3. Conclusions
In this study, a novel
automated
robot-driven
PEC biosensing platform, integrating a CRISPR/Cas12a system and PEC
analysis, facilitated rapid, ultrasensitive, highly specific detection
of biological loads in sewage. By harnessing the remarkable conductivity
and extensive specific surface area offered by vertical graphene, the
excellent photoelectric characteristics of CdTe/ZnS QDs, and the high
specificity and efficient trans-cleavage activity of the Cas12a–Cas
system, the developed PEC biosensor exhibited
outstanding analytical
capabilities.

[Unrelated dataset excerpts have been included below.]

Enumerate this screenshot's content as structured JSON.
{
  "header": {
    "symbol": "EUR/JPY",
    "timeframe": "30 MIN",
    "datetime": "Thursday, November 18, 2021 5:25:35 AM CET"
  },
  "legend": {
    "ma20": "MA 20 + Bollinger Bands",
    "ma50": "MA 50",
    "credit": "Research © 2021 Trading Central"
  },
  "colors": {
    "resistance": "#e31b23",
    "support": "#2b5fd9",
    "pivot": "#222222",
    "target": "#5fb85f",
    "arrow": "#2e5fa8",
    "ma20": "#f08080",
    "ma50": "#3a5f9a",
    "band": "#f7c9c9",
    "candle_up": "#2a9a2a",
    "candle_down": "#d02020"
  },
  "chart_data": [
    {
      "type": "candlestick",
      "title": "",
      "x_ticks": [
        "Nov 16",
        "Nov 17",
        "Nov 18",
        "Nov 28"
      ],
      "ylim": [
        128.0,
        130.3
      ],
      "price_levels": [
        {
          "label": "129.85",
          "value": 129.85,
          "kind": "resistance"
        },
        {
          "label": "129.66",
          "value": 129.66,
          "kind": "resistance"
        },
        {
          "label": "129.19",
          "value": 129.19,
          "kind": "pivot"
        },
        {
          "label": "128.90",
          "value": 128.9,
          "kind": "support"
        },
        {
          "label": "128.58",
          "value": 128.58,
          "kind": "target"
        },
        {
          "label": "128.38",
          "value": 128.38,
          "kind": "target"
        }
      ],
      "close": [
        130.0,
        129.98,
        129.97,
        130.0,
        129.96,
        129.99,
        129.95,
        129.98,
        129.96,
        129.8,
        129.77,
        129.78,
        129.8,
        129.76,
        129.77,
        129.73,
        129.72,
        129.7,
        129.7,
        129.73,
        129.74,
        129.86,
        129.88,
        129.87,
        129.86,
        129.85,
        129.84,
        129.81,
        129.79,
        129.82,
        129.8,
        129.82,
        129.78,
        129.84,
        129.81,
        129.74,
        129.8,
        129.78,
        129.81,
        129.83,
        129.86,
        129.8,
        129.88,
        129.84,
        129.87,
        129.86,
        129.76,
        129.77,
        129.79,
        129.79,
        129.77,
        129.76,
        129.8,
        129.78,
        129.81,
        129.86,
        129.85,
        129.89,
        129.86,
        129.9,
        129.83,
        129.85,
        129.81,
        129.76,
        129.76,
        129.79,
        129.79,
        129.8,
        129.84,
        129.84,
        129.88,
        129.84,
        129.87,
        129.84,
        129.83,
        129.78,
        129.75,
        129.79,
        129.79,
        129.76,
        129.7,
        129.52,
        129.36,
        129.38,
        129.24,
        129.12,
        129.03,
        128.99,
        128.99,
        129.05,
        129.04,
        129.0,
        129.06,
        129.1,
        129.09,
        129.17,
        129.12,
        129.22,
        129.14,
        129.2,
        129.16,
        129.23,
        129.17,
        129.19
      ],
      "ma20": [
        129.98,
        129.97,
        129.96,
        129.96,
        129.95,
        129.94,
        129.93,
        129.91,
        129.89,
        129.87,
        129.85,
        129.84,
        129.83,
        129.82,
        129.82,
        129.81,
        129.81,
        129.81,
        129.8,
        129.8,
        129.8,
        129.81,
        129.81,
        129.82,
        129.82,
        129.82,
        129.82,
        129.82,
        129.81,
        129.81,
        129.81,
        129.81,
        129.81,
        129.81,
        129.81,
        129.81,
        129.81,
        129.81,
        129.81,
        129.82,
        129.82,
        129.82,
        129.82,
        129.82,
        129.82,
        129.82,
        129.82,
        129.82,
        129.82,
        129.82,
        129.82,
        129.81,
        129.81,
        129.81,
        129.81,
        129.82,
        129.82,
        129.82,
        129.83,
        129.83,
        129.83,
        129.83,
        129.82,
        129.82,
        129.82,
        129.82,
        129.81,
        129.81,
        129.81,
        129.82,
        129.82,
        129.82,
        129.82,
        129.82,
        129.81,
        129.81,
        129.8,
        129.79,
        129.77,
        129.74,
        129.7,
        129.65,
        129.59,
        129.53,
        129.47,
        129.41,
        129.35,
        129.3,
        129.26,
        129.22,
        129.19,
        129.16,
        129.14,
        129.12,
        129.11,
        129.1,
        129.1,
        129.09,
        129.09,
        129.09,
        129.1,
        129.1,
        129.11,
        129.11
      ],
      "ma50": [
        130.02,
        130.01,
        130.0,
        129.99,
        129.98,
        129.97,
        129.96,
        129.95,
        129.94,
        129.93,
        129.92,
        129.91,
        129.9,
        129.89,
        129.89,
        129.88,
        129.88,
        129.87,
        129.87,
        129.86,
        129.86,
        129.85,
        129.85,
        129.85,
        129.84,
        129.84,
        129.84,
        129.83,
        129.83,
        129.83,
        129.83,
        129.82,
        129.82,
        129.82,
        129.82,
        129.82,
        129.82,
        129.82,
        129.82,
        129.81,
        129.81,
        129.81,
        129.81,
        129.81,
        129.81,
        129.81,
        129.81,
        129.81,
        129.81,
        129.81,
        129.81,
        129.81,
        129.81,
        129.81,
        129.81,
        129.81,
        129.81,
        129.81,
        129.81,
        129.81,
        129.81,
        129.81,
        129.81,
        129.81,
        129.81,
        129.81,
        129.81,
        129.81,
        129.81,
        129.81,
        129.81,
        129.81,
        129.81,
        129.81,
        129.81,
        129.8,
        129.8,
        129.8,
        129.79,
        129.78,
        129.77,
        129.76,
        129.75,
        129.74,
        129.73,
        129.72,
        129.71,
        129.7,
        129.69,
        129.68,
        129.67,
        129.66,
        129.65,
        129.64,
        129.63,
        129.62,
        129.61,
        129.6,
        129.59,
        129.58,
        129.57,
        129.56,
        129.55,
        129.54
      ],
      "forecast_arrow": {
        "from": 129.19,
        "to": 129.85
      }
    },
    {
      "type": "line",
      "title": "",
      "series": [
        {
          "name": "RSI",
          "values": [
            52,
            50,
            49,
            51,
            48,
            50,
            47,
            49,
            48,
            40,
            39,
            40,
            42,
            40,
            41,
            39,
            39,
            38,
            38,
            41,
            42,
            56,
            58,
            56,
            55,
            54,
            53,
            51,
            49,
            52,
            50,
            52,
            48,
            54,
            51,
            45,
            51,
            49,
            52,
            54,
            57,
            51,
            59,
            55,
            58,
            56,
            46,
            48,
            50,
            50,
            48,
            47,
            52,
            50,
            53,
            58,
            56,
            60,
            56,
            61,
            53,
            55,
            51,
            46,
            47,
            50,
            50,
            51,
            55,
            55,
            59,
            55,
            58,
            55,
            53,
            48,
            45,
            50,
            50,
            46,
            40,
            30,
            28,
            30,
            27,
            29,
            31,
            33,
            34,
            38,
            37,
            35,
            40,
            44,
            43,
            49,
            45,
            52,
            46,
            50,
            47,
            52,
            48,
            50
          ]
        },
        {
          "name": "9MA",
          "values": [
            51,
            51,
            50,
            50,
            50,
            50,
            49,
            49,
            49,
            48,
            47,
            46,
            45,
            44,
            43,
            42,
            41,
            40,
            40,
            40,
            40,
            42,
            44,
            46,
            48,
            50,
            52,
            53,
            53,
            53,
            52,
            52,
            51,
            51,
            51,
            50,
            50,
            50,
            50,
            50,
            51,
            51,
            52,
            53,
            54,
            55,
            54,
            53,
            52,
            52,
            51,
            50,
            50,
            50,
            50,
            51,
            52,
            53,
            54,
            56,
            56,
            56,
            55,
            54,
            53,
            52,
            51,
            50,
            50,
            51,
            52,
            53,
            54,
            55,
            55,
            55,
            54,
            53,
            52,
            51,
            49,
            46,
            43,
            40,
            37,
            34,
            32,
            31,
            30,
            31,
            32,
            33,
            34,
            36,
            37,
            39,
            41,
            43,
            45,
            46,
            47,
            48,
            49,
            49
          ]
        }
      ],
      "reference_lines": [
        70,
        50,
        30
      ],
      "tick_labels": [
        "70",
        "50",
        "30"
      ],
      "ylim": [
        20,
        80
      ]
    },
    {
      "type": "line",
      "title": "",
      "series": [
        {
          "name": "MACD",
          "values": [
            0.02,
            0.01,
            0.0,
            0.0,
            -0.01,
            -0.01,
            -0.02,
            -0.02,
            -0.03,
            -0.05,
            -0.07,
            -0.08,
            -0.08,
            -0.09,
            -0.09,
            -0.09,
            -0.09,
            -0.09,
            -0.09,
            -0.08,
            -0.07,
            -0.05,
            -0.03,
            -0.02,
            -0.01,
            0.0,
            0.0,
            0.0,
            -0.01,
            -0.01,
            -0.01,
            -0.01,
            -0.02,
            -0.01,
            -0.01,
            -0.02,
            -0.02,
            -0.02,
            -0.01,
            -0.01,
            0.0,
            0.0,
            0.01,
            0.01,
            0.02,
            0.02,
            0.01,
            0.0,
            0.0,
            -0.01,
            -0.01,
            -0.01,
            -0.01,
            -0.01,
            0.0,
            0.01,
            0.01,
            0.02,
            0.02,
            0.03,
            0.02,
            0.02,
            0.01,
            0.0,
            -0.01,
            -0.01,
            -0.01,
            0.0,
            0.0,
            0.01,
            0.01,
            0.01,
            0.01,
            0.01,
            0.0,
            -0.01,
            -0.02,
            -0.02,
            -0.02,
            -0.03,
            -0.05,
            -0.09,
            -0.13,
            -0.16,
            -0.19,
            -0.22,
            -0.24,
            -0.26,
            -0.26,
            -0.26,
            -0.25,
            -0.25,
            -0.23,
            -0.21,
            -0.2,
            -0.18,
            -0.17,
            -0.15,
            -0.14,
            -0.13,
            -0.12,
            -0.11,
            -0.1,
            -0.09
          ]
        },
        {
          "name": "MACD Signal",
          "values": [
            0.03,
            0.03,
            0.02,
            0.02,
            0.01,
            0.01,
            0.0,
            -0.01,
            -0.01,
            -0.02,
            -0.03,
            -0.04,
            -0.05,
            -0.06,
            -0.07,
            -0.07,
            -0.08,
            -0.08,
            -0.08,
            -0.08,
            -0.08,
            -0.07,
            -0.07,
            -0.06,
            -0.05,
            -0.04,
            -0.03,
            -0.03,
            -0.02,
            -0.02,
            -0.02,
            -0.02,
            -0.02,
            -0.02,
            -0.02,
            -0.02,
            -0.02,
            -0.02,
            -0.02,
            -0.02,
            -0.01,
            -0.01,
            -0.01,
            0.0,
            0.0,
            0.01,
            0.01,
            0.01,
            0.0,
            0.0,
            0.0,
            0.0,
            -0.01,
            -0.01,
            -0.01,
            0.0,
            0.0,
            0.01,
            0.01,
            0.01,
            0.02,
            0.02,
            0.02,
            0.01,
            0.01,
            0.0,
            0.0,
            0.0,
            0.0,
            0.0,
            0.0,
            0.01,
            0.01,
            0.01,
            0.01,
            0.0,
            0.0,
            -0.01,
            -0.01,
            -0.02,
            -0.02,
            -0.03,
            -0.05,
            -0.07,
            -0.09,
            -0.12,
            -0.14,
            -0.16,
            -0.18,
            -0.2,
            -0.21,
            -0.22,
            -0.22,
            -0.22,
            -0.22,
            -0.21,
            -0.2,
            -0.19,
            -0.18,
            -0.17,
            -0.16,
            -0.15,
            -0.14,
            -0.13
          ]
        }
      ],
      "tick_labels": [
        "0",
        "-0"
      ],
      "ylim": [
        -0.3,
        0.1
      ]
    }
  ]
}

The biosensor demonstrated an extensive linear range
spanning from 1.0 aM to 1.0 nM, a remarkable lower detection limit of
2.93×102 zM, and exceptional selectivity at the level
of single-base mutation recognition. Furthermore,
the
Shennong-1 robot was employed to
automate sewage sampling, enrichment, concentration, nucleic acid
extraction, and reverse transcription,
expediting the analysis of
Omicron BA.5 in sewage.
This innovative
robot- driven photoelectrochemical
biosensing platform promises swift, ultrasensitive, and highly precise
detection of Omicron BA.5, making it an excellent candidate for future
applications of sewage monitoring for biological loads.